The case for investment in social housing

Posted on October 07, 2014 by Daragh McCarthy

Publication cover - Housing inBriefOct2014
Ireland's Housing Crises

"Regeneration schemes”, we must never forget, are not just about plans, structures or budgets. They are not just about the physical houses provided. They are about communities that are enabled to thrive and flourish. They are about people who are being acknowledged and encouraged to develop a proud sense of their identity, to nurture feelings of belonging that empower them to shape their present circumstances and imagine their future.
President Michael D. Higgins (2014) Speech at the opening of the Thornton Heights Housing Scheme

While housing policy encompasses more than just the provision of housing units, there is a need to address the current shortage of suitable long-term accommodation for people currently on the waiting list. The creation of an Affordable Housing Provisions Agency would considerably aid efforts to plan, finance and deliver affordable housing units on the scale required to meet ongoing demand. While existing state agencies have experience and assets that can alleviate some of the current problems, a new central public body would draw on existing capabilities to lead a consolidated response to the current housing crises. In many Western European countries this type of institutional structure has facilitated substantial investment in public housing separate from government deficit and debt.

The waiting list for secure tenure social housing has tended upward since the construction of new houses became almost entirely dependent on private provision and new forms of short-term, market-based housing supports were introduced.
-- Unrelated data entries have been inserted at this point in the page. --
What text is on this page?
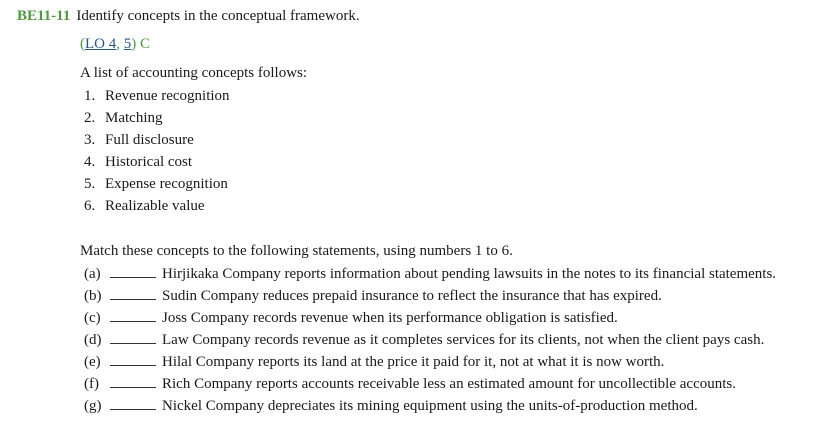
BE11-11 Identify concepts in the conceptual framework.
(LO 4, 5) C
A list of accounting concepts follows:
1. Revenue recognition
2. Matching
3. Full disclosure
4. Historical cost
5. Expense recognition
6. Realizable value
Match these concepts to the following statements, using numbers 1 to 6.
(a)	Hirjikaka Company reports information about pending lawsuits in the notes to its financial statements.
(b)	Sudin Company reduces prepaid insurance to reflect the insurance that has expired.
(c)	Joss Company records revenue when its performance obligation is satisfied.
(d)	Law Company records revenue as it completes services for its clients, not when the client pays cash.
(e)	Hilal Company reports its land at the price it paid for it, not at what it is now worth.
(f)	Rich Company reports accounts receivable less an estimated amount for uncollectible accounts.
(g)	Nickel Company depreciates its mining equipment using the units-of-production method.
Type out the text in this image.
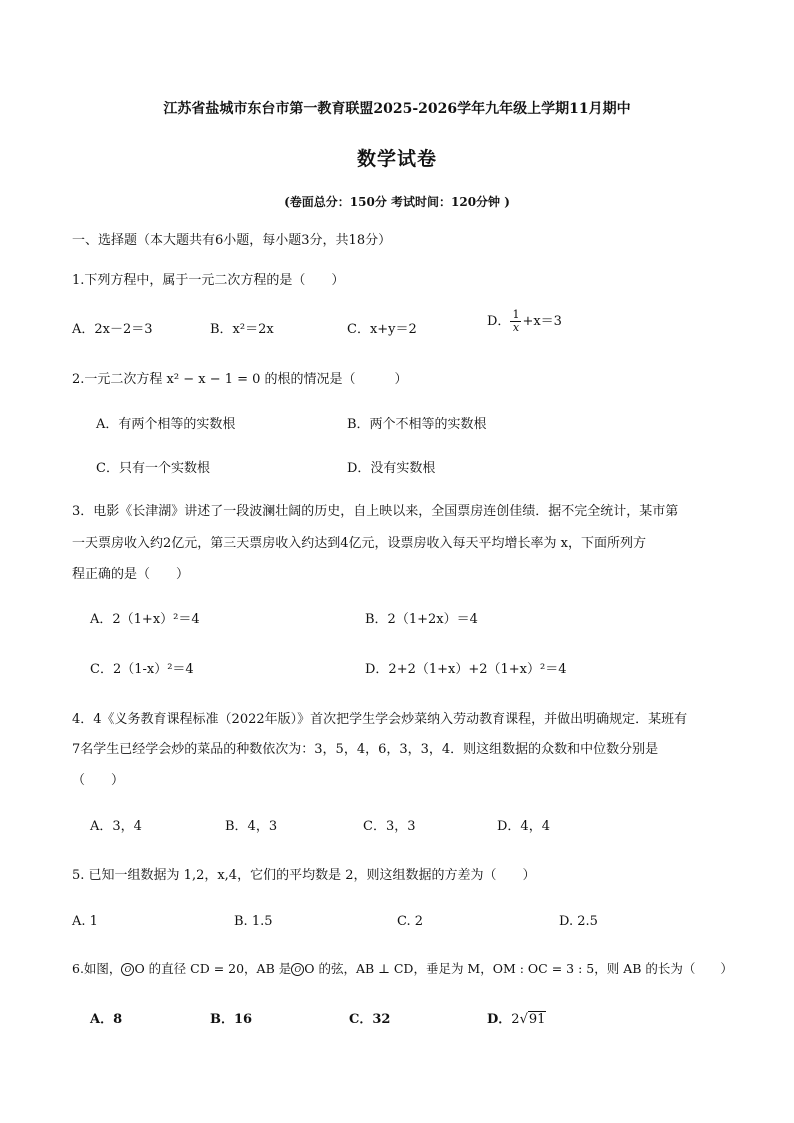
江苏省盐城市东台市第一教育联盟2025-2026学年九年级上学期11月期中
数学试卷
(卷面总分：150分 考试时间：120分钟 )
一、选择题（本大题共有6小题，每小题3分，共18分）
1.下列方程中，属于一元二次方程的是（　　）
A．2x－2＝3	B．x²＝2x	C．x+y＝2
D． $\frac{1}{x} +x=3$
2.一元二次方程 x² − x − 1 = 0 的根的情况是（　　　）
A．有两个相等的实数根	B．两个不相等的实数根
C．只有一个实数根	D．没有实数根
3．电影《长津湖》讲述了一段波澜壮阔的历史，自上映以来，全国票房连创佳绩．据不完全统计，某市第
一天票房收入约2亿元，第三天票房收入约达到4亿元，设票房收入每天平均增长率为 x，下面所列方
程正确的是（　　）
A．2（1+x）²＝4	B．2（1+2x）＝4
C．2（1-x）²＝4	D．2+2（1+x）+2（1+x）²＝4
4．4《义务教育课程标准（2022年版）》首次把学生学会炒菜纳入劳动教育课程，并做出明确规定．某班有
7名学生已经学会炒的菜品的种数依次为：3，5，4，6，3，3，4．则这组数据的众数和中位数分别是
（　　）
A．3，4	B．4，3	C．3，3	D．4，4
5. 已知一组数据为 1,2，x,4，它们的平均数是 2，则这组数据的方差为（　　）
A. 1	B. 1.5	C. 2	D. 2.5
6.如图， O O 的直径 CD = 20，AB 是 O O 的弦，AB ⊥ CD，垂足为 M，OM : OC = 3 : 5，则 AB 的长为（　　）
A．8	B．16	C．32	D．2√91
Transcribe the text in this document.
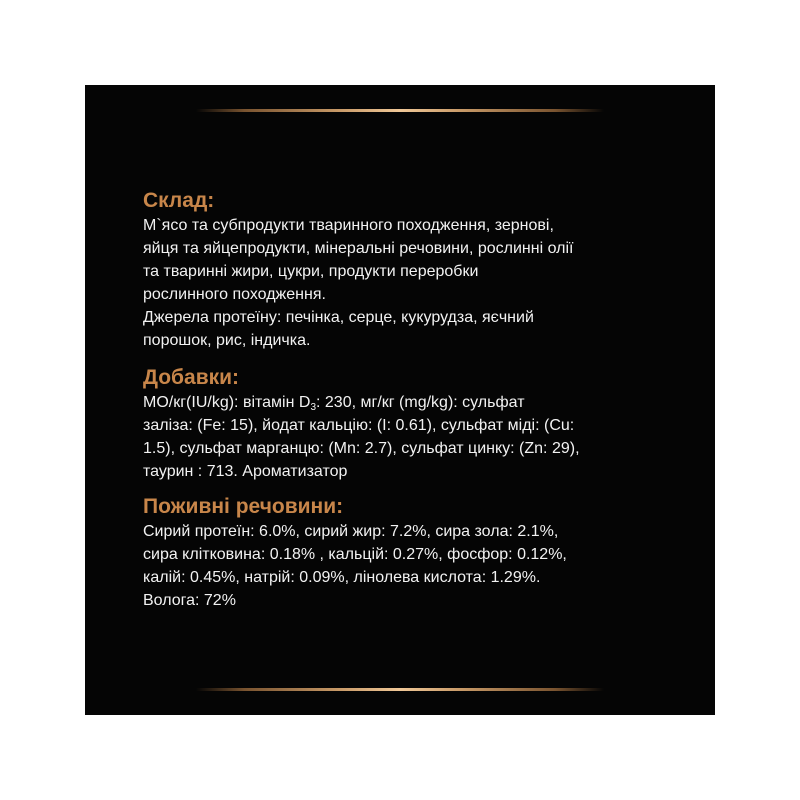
Склад:
М`ясо та субпродукти тваринного походження, зернові,
яйця та яйцепродукти, мінеральні речовини, рослинні олії
та тваринні жири, цукри, продукти переробки
рослинного походження.
Джерела протеїну: печінка, серце, кукурудза, яєчний
порошок, рис, індичка.
Добавки:
МО/кг(IU/kg): вітамін $D_3$: 230, мг/кг (mg/kg): сульфат
заліза: (Fe: 15), йодат кальцію: (I: 0.61), сульфат міді: (Cu:
1.5), сульфат марганцю: (Mn: 2.7), сульфат цинку: (Zn: 29),
таурин : 713. Ароматизатор
Поживні речовини:
Сирий протеїн: 6.0%, сирий жир: 7.2%, сира зола: 2.1%,
сира клітковина: 0.18% , кальцій: 0.27%, фосфор: 0.12%,
калій: 0.45%, натрій: 0.09%, лінолева кислота: 1.29%.
Волога: 72%
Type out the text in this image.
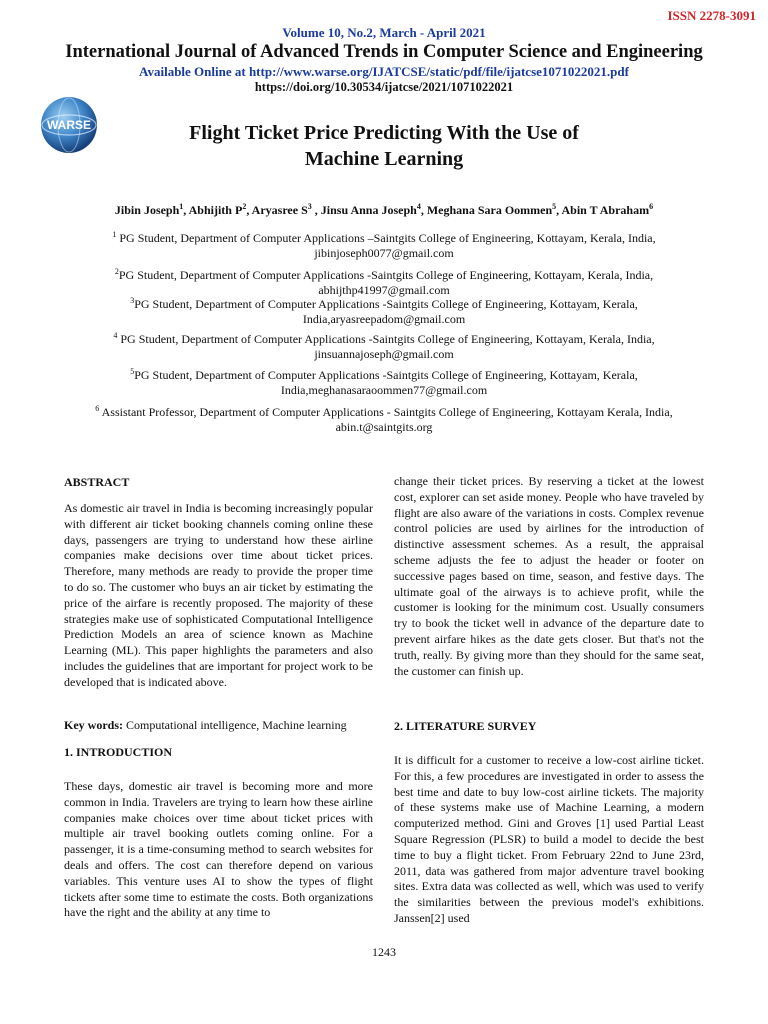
ISSN 2278-3091
Volume 10, No.2, March - April 2021
International Journal of Advanced Trends in Computer Science and Engineering
Available Online at http://www.warse.org/IJATCSE/static/pdf/file/ijatcse1071022021.pdf
https://doi.org/10.30534/ijatcse/2021/1071022021
WARSE	Flight Ticket Price Predicting With the Use of
Machine Learning
Jibin Joseph$^1$, Abhijith $P^2$, Aryasree $S^3$ , Jinsu Anna Joseph$^4$, Meghana Sara Oommen$^5$, Abin T Abraham$^6$
$^1$ PG Student, Department of Computer Applications –Saintgits College of Engineering, Kottayam, Kerala, India,
jibinjoseph0077@gmail.com
$^2$PG Student, Department of Computer Applications -Saintgits College of Engineering, Kottayam, Kerala, India,
abhijthp41997@gmail.com
$^3$PG Student, Department of Computer Applications -Saintgits College of Engineering, Kottayam, Kerala,
India,aryasreepadom@gmail.com
$^4$ PG Student, Department of Computer Applications -Saintgits College of Engineering, Kottayam, Kerala, India,
jinsuannajoseph@gmail.com
$^5$PG Student, Department of Computer Applications -Saintgits College of Engineering, Kottayam, Kerala,
India,meghanasaraoommen77@gmail.com
$^6$ Assistant Professor, Department of Computer Applications - Saintgits College of Engineering, Kottayam Kerala, India,
abin.t@saintgits.org
ABSTRACT
As domestic air travel in India is becoming increasingly popular with different air ticket booking channels coming online these days, passengers are trying to understand how these airline companies make decisions over time about ticket prices. Therefore, many methods are ready to provide the proper time to do so. The customer who buys an air ticket by estimating the price of the airfare is recently proposed. The majority of these strategies make use of sophisticated Computational Intelligence Prediction Models an area of science known as Machine Learning (ML). This paper highlights the parameters and also includes the guidelines that are important for project work to be developed that is indicated above.
Key words: Computational intelligence, Machine learning
1. INTRODUCTION
These days, domestic air travel is becoming more and more common in India. Travelers are trying to learn how these airline companies make choices over time about ticket prices with multiple air travel booking outlets coming online. For a passenger, it is a time-consuming method to search websites for deals and offers. The cost can therefore depend on various variables. This venture uses AI to show the types of flight tickets after some time to estimate the costs. Both organizations have the right and the ability at any time to
change their ticket prices. By reserving a ticket at the lowest cost, explorer can set aside money. People who have traveled by flight are also aware of the variations in costs. Complex revenue control policies are used by airlines for the introduction of distinctive assessment schemes. As a result, the appraisal scheme adjusts the fee to adjust the header or footer on successive pages based on time, season, and festive days. The ultimate goal of the airways is to achieve profit, while the customer is looking for the minimum cost. Usually consumers try to book the ticket well in advance of the departure date to prevent airfare hikes as the date gets closer. But that's not the truth, really. By giving more than they should for the same seat, the customer can finish up.
2. LITERATURE SURVEY
It is difficult for a customer to receive a low-cost airline ticket. For this, a few procedures are investigated in order to assess the best time and date to buy low-cost airline tickets. The majority of these systems make use of Machine Learning, a modern computerized method. Gini and Groves [1] used Partial Least Square Regression (PLSR) to build a model to decide the best time to buy a flight ticket. From February 22nd to June 23rd, 2011, data was gathered from major adventure travel booking sites. Extra data was collected as well, which was used to verify the similarities between the previous model's exhibitions. Janssen[2] used
1243
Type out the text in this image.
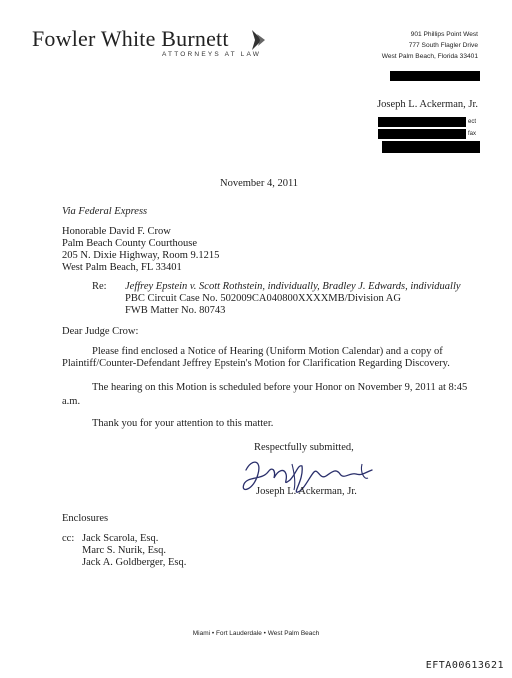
Fowler White Burnett
ATTORNEYS AT LAW
901 Phillips Point West
777 South Flagler Drive
West Palm Beach, Florida 33401
Joseph L. Ackerman, Jr.
ect
fax
November 4, 2011
Via Federal Express
Honorable David F. Crow
Palm Beach County Courthouse
205 N. Dixie Highway, Room 9.1215
West Palm Beach, FL 33401
Re: Jeffrey Epstein v. Scott Rothstein, individually, Bradley J. Edwards, individually
PBC Circuit Case No. 502009CA040800XXXXMB/Division AG
FWB Matter No. 80743
Dear Judge Crow:
Please find enclosed a Notice of Hearing (Uniform Motion Calendar) and a copy of
Plaintiff/Counter-Defendant Jeffrey Epstein's Motion for Clarification Regarding Discovery.
The hearing on this Motion is scheduled before your Honor on November 9, 2011 at 8:45
a.m.
Thank you for your attention to this matter.
Respectfully submitted,
Joseph L. Ackerman, Jr.
Enclosures
cc: Jack Scarola, Esq.
Marc S. Nurik, Esq.
Jack A. Goldberger, Esq.
Miami • Fort Lauderdale • West Palm Beach
EFTA00613621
Percentage change in the social housing waiting list, base year 1993

Moving from the direct provision of new social housing units to an increased reliance on passive supports to the private market has served the economy poorly and left a large section of society in housing distress. In the year to November 2013, Focus Ireland supported 9,237 people who were either homeless or at risk of losing their home, up from 7,819 during the same period in the previous year. The charity saw a 43 percent increase in the numbers seeking its Housing Advice services (from 2,973 to 4,248) in the same period. The demand for social housing remains extremely high with 89,872 households recorded as on waiting lists in May 2013; more than twice the level recorded at the end of 2005.


The Affordable Housing Provision Agency should aim to create a market where 25 percent of housing units becoming available in a given year are designated for social housing. This could be achieved through a mixture of new builds, long-term leasing of private property and renovation of the existing stock. Its work would address the inadequacies of an overwhelming reliance on private development and underpin modest, stable price growth in the property market.


Housing policy based on the principles of affordability, social solidarity and sustainability is a vital component of a well-functioning, modern economy and society. A new housing agency would be a core part of a reformed institutional framework that based on these principles and focussed on meeting the current challenges in the system.


McCarthy, D. and Collins, Micheál L (2014) ’Ireland’s Housing Crises: The Case for an Affordable Housing Provision Agency’ NERI Research inBrief no16, October 2014.